2.3 Le recourant sollicite l’audition de deux témoins aux fins de prouver la durée de son séjour, sa bonne intégration, ainsi que « son comportement vis-à-vis de la communauté citoyenne et son implication dans le tissu économique genevois ». Toutefois, même à considérer que les deux témoins viendraient attester de l’importance de son rôle au sein de la société qu’il a contribué à créer, d’un réseau professionnel développé et de son investissement sans faille, en temps et en argent, en faveur de sa société, l’issue du litige n’en serait pas modifiée au vu des considérants qui suivent. Dans ces conditions, il ne sera pas donné suite à la requête d’audition des deux témoins. Pour le surplus, le dossier est complet et en état d’être jugé.

2.3 Pour les mêmes motifs, le TAPI n’a pas violé le droit d’être entendu du recourant en ne procédant pas à ces auditions.

3.             Le recourant se plaint d’une violation des art. 30 al. 1 let. b LEI et 31 OASA.
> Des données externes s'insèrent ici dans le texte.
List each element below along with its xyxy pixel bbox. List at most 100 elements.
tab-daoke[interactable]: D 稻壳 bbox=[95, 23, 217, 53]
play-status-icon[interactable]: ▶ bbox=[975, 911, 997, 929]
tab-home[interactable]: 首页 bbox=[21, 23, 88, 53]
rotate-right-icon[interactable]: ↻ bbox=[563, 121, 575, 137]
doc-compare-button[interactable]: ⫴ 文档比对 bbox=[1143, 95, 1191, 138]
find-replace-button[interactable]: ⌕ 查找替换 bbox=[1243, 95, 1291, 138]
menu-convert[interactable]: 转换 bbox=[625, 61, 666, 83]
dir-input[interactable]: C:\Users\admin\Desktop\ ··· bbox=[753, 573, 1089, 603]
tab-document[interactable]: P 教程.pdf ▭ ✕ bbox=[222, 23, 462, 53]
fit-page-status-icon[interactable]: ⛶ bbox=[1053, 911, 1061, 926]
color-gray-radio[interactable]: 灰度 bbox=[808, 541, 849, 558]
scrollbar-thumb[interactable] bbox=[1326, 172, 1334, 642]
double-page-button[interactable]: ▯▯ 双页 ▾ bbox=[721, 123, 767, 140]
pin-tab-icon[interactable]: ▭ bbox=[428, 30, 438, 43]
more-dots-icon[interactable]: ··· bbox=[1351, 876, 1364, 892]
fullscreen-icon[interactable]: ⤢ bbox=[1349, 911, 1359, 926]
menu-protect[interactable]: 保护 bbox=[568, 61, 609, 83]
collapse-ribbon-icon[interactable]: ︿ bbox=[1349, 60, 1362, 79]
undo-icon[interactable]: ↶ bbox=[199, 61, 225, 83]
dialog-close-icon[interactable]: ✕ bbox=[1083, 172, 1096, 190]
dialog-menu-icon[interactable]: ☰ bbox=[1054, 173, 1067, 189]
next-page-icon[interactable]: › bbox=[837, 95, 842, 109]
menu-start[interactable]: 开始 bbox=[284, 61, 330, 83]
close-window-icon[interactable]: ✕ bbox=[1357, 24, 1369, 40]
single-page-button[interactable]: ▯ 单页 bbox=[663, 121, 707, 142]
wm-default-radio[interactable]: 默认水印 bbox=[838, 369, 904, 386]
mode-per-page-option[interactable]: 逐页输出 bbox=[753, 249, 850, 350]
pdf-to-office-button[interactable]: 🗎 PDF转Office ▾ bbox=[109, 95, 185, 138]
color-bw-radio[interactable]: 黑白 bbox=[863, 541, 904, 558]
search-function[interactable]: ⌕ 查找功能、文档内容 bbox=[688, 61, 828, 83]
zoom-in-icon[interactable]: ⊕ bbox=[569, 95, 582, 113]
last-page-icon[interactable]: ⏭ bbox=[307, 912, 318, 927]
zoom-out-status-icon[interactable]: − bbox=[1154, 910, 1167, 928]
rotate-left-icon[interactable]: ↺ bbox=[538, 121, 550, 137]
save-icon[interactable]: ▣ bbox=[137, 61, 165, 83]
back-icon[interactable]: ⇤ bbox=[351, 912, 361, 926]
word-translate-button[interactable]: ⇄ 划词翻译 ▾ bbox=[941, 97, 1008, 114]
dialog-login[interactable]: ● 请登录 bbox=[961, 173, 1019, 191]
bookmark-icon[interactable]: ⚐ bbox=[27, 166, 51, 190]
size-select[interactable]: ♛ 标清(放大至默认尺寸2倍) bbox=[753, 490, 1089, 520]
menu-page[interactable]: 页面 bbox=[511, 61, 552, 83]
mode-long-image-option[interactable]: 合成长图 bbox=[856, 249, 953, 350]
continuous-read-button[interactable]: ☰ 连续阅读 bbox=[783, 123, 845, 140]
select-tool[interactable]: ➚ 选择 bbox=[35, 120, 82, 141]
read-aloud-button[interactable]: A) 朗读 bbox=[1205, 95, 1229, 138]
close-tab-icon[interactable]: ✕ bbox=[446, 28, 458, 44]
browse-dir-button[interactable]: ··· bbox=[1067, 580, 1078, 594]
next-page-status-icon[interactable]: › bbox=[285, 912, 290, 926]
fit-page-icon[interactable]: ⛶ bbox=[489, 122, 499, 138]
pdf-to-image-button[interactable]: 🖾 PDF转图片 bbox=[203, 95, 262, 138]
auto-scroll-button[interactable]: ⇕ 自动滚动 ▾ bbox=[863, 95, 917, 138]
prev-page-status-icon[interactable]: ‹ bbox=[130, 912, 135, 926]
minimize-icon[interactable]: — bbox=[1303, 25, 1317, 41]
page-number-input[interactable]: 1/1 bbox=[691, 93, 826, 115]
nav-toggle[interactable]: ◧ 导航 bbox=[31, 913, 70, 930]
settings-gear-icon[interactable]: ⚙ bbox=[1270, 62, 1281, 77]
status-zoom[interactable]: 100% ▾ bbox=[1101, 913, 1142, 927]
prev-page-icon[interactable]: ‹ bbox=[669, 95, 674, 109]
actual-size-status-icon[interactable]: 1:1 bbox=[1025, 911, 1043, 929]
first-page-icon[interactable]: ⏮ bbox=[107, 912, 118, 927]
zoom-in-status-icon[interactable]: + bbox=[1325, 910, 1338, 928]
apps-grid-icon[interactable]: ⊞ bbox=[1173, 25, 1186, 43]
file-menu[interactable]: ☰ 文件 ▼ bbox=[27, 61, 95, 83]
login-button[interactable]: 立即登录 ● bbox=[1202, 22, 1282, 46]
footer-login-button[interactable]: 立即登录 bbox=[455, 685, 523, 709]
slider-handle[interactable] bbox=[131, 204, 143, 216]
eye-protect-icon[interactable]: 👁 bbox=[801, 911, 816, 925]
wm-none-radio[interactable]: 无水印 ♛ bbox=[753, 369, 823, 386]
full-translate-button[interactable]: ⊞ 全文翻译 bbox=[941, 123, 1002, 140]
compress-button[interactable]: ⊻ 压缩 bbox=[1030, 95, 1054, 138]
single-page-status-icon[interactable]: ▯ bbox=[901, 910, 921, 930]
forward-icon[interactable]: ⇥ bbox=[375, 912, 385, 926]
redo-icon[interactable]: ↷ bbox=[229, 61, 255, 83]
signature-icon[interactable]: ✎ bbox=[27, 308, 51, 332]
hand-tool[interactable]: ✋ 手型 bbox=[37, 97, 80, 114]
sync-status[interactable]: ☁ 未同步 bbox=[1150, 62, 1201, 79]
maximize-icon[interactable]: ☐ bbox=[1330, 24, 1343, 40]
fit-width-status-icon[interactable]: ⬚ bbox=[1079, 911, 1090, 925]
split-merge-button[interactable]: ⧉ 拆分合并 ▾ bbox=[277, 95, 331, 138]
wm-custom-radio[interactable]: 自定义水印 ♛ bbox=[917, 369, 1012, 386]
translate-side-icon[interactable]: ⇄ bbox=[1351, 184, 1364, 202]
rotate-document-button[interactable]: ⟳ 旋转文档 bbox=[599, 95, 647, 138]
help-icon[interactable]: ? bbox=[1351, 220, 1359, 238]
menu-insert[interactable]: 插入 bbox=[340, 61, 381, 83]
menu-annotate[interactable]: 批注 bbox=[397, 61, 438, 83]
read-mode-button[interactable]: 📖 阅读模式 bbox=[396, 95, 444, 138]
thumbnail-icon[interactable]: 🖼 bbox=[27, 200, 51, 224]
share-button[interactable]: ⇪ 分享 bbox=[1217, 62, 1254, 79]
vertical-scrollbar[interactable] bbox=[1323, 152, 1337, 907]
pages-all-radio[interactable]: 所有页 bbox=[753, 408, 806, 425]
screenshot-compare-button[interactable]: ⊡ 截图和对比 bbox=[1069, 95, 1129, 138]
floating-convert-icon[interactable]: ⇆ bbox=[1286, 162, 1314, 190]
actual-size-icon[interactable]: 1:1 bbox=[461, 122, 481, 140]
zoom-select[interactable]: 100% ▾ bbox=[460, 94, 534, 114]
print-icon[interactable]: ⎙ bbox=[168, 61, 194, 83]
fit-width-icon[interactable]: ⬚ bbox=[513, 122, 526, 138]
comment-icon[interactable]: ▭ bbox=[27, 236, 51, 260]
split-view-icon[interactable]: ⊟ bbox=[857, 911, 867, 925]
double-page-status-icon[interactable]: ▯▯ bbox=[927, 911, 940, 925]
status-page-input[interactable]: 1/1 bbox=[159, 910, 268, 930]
3.1 Le 1er janvier 2019 est entrée en vigueur une modification de la LEI et de l’OASA. Conformément à l'art. 126 al. 1 LEI, les demandes déposées, comme en l'espèce, après le 1er janvier 2019 sont régies par le nouveau droit (arrêt du Tribunal fédéral 2C_1075/2019 du 21 avril 2020 consid. 1.1).

3.2 L'art. 30 al. 1 let. b LEI permet de déroger aux conditions d'admission en Suisse, telles que prévues aux art. 18 à 29 LEI, notamment aux fins de tenir compte des cas individuels d'une extrême gravité ou d'intérêts publics majeurs.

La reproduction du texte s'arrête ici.